“At this time when the assembly of the fifty-eight blood-drinking deities manifests from within your brain, you should recognise all that arises as the naturally arising luminosity of your own awareness. Then, you will immediately attain Buddhahood, inseparable from the blood-drinking deities.” (Bardo Thodol – The Tibetan Book of the Dead)
This quote from the Tibetan Book of the Dead describes the manifestation of the fifty-eight wrathful blood-drinking Buddhist deities to the deceased in the Bardo – the space/place between death and rebirth – and associates these deities with blood drinking and the achieving of Buddhahood.
Wrathful deities play a central role in Buddhist practices: they are protectors of religious law (dharmapalas) and guardians of Buddhist doctrine. They also symbolise the violence that is a fundamental reality of the cosmos in general, and of the human mind in particular, and the energy needed to destroy the passions of the mind and achieve enlightenment.
As stated by De Nebesky Woikowitz in Oracles and Demons of Tibet (1993: 6), “The faces of many protectors of religion possess a typical wrathful expression: the mouth is contorted to an angry smile, from its corners protrude long fangs – often said to be of copper or iron -, or the upper teeth gnaw the lower lip”. A large number of wrathful deities are also depicted holding in their left hand a cup fashioned from the oval upper section of a human cranium. This serves as an offering or libation bowl and contains fresh blood.
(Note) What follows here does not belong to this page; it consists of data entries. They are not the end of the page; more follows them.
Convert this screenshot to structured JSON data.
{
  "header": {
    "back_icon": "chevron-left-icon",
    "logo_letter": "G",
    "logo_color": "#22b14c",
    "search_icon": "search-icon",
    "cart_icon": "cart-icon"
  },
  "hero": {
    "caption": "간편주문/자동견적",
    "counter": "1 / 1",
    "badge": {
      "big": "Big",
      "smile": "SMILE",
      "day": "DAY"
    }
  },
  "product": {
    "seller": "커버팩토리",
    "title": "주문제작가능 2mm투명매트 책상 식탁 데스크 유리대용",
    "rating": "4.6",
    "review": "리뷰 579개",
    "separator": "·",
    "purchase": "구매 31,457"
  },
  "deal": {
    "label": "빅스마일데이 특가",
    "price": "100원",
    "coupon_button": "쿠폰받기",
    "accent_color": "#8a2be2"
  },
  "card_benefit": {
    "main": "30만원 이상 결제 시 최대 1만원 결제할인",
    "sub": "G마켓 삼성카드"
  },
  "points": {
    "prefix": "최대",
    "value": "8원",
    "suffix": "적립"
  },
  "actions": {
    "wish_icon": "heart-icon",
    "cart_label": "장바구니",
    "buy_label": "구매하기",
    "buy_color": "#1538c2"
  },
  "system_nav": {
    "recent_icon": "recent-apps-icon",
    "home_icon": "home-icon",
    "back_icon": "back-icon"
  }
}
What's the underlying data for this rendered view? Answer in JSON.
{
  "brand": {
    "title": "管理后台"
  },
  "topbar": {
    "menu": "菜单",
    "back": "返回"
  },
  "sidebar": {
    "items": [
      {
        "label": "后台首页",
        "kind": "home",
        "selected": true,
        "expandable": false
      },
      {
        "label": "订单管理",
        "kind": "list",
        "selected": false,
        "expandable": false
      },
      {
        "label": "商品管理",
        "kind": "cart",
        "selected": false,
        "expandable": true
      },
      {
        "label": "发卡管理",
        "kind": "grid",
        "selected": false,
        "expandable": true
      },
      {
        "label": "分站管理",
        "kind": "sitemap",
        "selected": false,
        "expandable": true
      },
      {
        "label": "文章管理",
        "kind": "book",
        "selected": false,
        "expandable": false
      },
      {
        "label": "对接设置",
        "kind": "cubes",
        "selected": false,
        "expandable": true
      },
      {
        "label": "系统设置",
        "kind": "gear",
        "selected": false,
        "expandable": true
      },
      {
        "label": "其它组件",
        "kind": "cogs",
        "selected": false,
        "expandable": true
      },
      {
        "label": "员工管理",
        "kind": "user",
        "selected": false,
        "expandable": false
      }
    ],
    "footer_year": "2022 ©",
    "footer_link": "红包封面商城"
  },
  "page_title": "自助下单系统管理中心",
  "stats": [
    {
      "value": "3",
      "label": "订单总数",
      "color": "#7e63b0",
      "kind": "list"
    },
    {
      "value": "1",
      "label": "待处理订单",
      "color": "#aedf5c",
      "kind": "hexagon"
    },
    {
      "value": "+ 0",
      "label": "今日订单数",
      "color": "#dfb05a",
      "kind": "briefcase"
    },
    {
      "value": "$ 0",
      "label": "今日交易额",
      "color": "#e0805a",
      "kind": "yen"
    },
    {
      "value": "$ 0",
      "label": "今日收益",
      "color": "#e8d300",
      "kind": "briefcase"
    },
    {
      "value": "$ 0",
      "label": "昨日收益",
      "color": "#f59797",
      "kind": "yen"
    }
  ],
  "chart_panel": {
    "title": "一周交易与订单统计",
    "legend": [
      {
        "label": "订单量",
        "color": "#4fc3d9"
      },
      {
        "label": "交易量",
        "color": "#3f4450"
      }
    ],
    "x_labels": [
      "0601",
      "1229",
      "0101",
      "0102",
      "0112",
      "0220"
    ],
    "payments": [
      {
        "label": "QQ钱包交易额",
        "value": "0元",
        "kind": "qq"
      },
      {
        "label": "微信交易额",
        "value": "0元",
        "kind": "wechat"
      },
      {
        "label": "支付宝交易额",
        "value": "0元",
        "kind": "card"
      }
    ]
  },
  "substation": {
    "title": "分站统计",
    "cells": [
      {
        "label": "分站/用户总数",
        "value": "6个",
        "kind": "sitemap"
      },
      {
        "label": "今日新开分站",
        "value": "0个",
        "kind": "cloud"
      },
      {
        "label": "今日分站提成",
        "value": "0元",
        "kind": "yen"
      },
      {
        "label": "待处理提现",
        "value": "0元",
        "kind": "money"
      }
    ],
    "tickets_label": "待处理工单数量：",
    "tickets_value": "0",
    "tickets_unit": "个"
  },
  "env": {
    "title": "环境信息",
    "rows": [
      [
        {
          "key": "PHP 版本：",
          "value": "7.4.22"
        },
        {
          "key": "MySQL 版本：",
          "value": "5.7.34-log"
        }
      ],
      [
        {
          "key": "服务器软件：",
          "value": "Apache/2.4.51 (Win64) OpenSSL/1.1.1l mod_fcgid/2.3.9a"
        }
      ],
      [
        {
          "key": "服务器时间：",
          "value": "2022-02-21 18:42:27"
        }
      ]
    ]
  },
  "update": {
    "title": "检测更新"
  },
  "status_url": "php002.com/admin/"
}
Reflecting traditional iconography, the ceremonies held in honour of the wrathful deities include a skull-cup (kapala) filled with red fluids symbolising blood offered as a libation, or, alternatively, the “blood lake”, a round flat cake made of red-coloured flour.
Blood is thus the substance associated with wrathful dharmapalas and also frequently used as a real or symbolic offering during Buddhist ceremonies held to recall or celebrate these entities. Buddhist texts give detailed information about the kind of blood that applies to each context and scroll paintings (tanghkas), ritual sculptures and even Tantric ritual dances (charyanritya) depict wrathful deities consuming blood offerings and libations.
Albeit widely acknowledged that blood is a central component of Buddhism, associated with the wrathful aspects of dharampalas, and while information on blood rituals and offerings can be found in volumes on Buddhist practices and iconography, no study focuses on the symbolic meaning of blood and its representation in Buddhist rituals and meditation practices.
This research aims to fill the gap, conducting an in-depth investigation into the symbolic meaning of blood in Vajrayana Buddhist rituals in the Himalayan region. However, as a practice-based researcher with a background in visual cultures, I intend to approach the topic from an original and innovative perspective, giving a primary role to the visual investigation into art, material culture, performance and ritual artefacts.
The following elements consequently cover a central role in my research:
An analysis of ritual artefacts used in ceremonies associated with blood;
A visual exploration of the iconography of wrathful deities; A study of gestures and body postures (mudra) in Tantric ritual dances (charyanritya) which include the roles of blood-drinking deities.
The investigation into Vajrayana Buddhist material culture, sacred paintings and ritual dances will be supported by an analysis of sacred texts and oral traditions concerning blood offerings, libations and meditation.
The visual approach of this research will reflect research results. I am particularly interested in the combination of narration/storytelling with two- and three-dimensional visual outcomes (video and multimedia installations). I also believe that research into blood meanings and iconography in Buddhism offers an ideal field for combining cultural investigation with visual and creative research.
Outcomes of the research will include:
A multimedia installation in which ceremonial Buddhist objects are combined with videos and photographs;
An interactive hypertext artefact (e.g. website) accessible, as a permanent record, to scholars during and after the research project, containing the video essay, images, quotes, videos, primary and bibliographic resources collected during research.